Thanda Safari Photo: Christian Sperka
Elephants do well with wide angles. Photo: Christian Sperka.

2. Smartphones are great for difficult light conditions such as sunsets, sunrises and interesting cloud formations over beautiful scenery.
These are often easier to capture with a smartphone than with a regular camera. Combined with a good ‘enhancement’ app, like an excellent ‘Camera+ for iPhones,’ amazing pictures can be created. 
Everyone wants to capture a classic safari sunset. Photo: Christain Sperka.
Smartphones and sunsets, a match made in heaven. Photo: Christian Sperka.

3. Clip-on tele-focus lenses are available at very little cost and having such a lens will make it possible to get a decent shot of distant targets e.g. lions, birds.
Binoculars can also serve as a tele-focus lens. Make sure there is a small distance between the camera lens and the binocular oculars, focusing first on the subject with your binos, before using your smartphone camera. 

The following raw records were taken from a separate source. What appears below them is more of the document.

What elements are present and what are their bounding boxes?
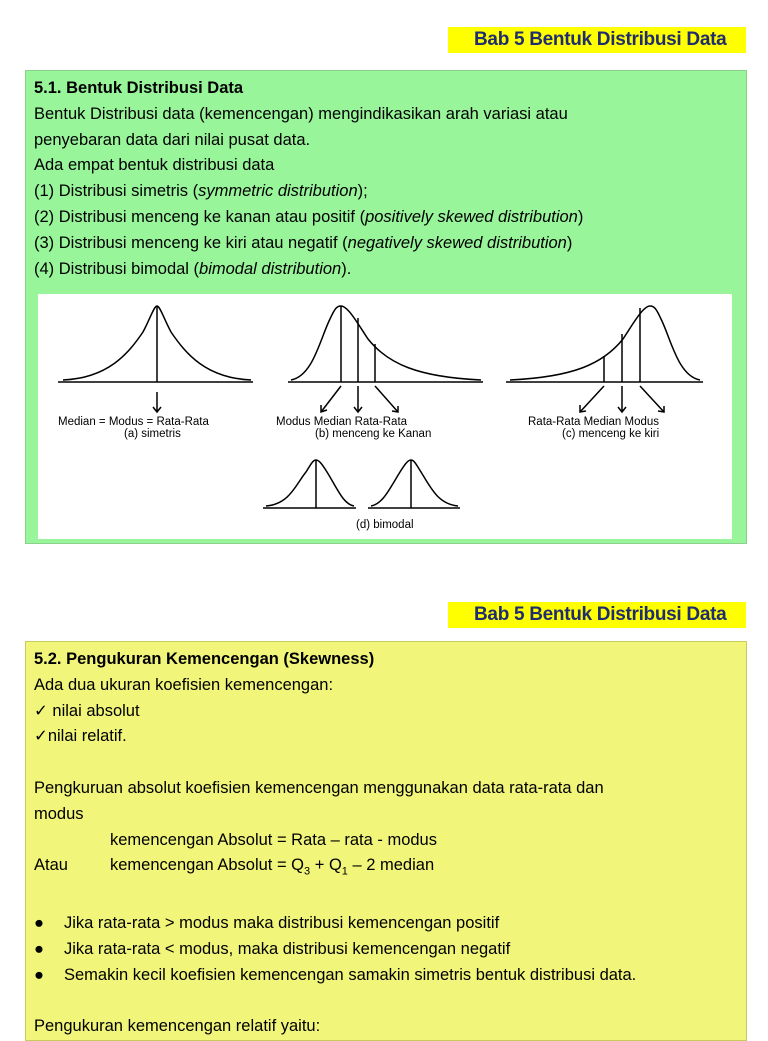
list-item: (2) Distribusi menceng ke kanan atau positif (positively skewed distribution)	[34, 207, 584, 226]
bullet-icon: ●	[34, 940, 44, 959]
section-heading: 5.2. Pengukuran Kemencengan (Skewness)	[34, 650, 375, 668]
paragraph-line: Ada empat bentuk distribusi data	[34, 156, 275, 175]
caption-b: (b) menceng ke Kanan	[315, 428, 432, 440]
bullet-item: ● Semakin kecil koefisien kemencengan samakin simetris bentuk distribusi data.	[34, 963, 738, 989]
formula-line: kemencengan Absolut = Rata – rata - modus	[110, 830, 437, 849]
blank-line	[34, 989, 738, 1015]
label-c: Rata-Rata Median Modus	[528, 416, 660, 428]
distribution-diagram	[38, 294, 732, 539]
arrow-b-modus	[321, 386, 341, 412]
paragraph-line: Bentuk Distribusi data (kemencengan) mengindikasikan arah variasi atau	[34, 104, 568, 123]
bullet-item: ● Jika rata-rata < modus, maka distribusi kemencengan negatif	[34, 937, 738, 963]
caption-a: (a) simetris	[124, 428, 181, 440]
chapter-header: Bab 5 Bentuk Distribusi Data	[448, 27, 746, 53]
list-item: (4) Distribusi bimodal (bimodal distribution).	[34, 259, 352, 278]
list-item: (1) Distribusi simetris (symmetric distribution);	[34, 182, 368, 201]
formula-line: Atau kemencengan Absolut = $Q_3 + Q_1 - 2$ median	[34, 856, 435, 878]
checklist-item: ✓ nilai absolut	[34, 701, 140, 720]
blank-line	[34, 885, 738, 911]
caption-d: (d) bimodal	[356, 519, 414, 531]
arrow-c-modus	[640, 386, 664, 412]
paragraph-line: Pengukuran kemencengan relatif yaitu:	[34, 1017, 321, 1036]
paragraph-line: penyebaran data dari nilai pusat data.	[34, 130, 311, 149]
distribution-figure	[38, 294, 732, 539]
arrow-c-median	[618, 386, 626, 412]
paragraph-line: modus	[34, 804, 84, 823]
label-a: Median = Modus = Rata-Rata	[58, 416, 209, 428]
caption-c: (c) menceng ke kiri	[562, 428, 660, 440]
section-5-1-text	[34, 76, 738, 282]
chapter-header: Bab 5 Bentuk Distribusi Data	[448, 602, 746, 628]
label-b: Modus Median Rata-Rata	[276, 416, 408, 428]
arrow-b-mean	[375, 386, 398, 412]
section-5-1-box	[25, 70, 747, 544]
bullet-icon: ●	[34, 965, 44, 984]
bullet-icon: ●	[34, 914, 44, 933]
arrow-b-median	[354, 386, 362, 412]
arrow-a	[153, 392, 161, 412]
checklist-item: ✓nilai relatif.	[34, 727, 127, 746]
curve-d1	[266, 460, 354, 506]
paragraph-line: Pengkuruan absolut koefisien kemencengan menggunakan data rata-rata dan	[34, 778, 604, 797]
bullet-item: ● Jika rata-rata > modus maka distribusi kemencengan positif	[34, 911, 738, 937]
list-item: (3) Distribusi menceng ke kiri atau negatif (negatively skewed distribution)	[34, 233, 573, 252]
section-heading: 5.1. Bentuk Distribusi Data	[34, 79, 244, 97]
section-5-2-text	[34, 647, 738, 1040]
curve-d2	[371, 460, 458, 506]
paragraph-line: Ada dua ukuran koefisien kemencengan:	[34, 675, 334, 694]
blank-line	[34, 750, 738, 776]
curve-b	[291, 306, 481, 380]
section-5-2-box	[25, 641, 747, 1041]
curve-c	[510, 306, 700, 380]
arrow-c-mean	[580, 386, 604, 412]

4. Smartphones are excellent at taking macro-shots.
Anything from plants to small creatures can be captured well. Make sure to check with your guide that it is safe to get close to any creature. 
Making little creatures extraordinary. Photo: Christian Sperka.
Macro-photography makes little creatures extraordinary. Photo: Christian Sperka. 

5. Private game reserves are great for smartphone photography as one is usually able to get much closer to wildlife than in a National Park.
A professional and experienced guide knows exactly how close they can get safely to animals to ensure a good picture. Get as close to eye level with your subject as you can, and you will create some great shots.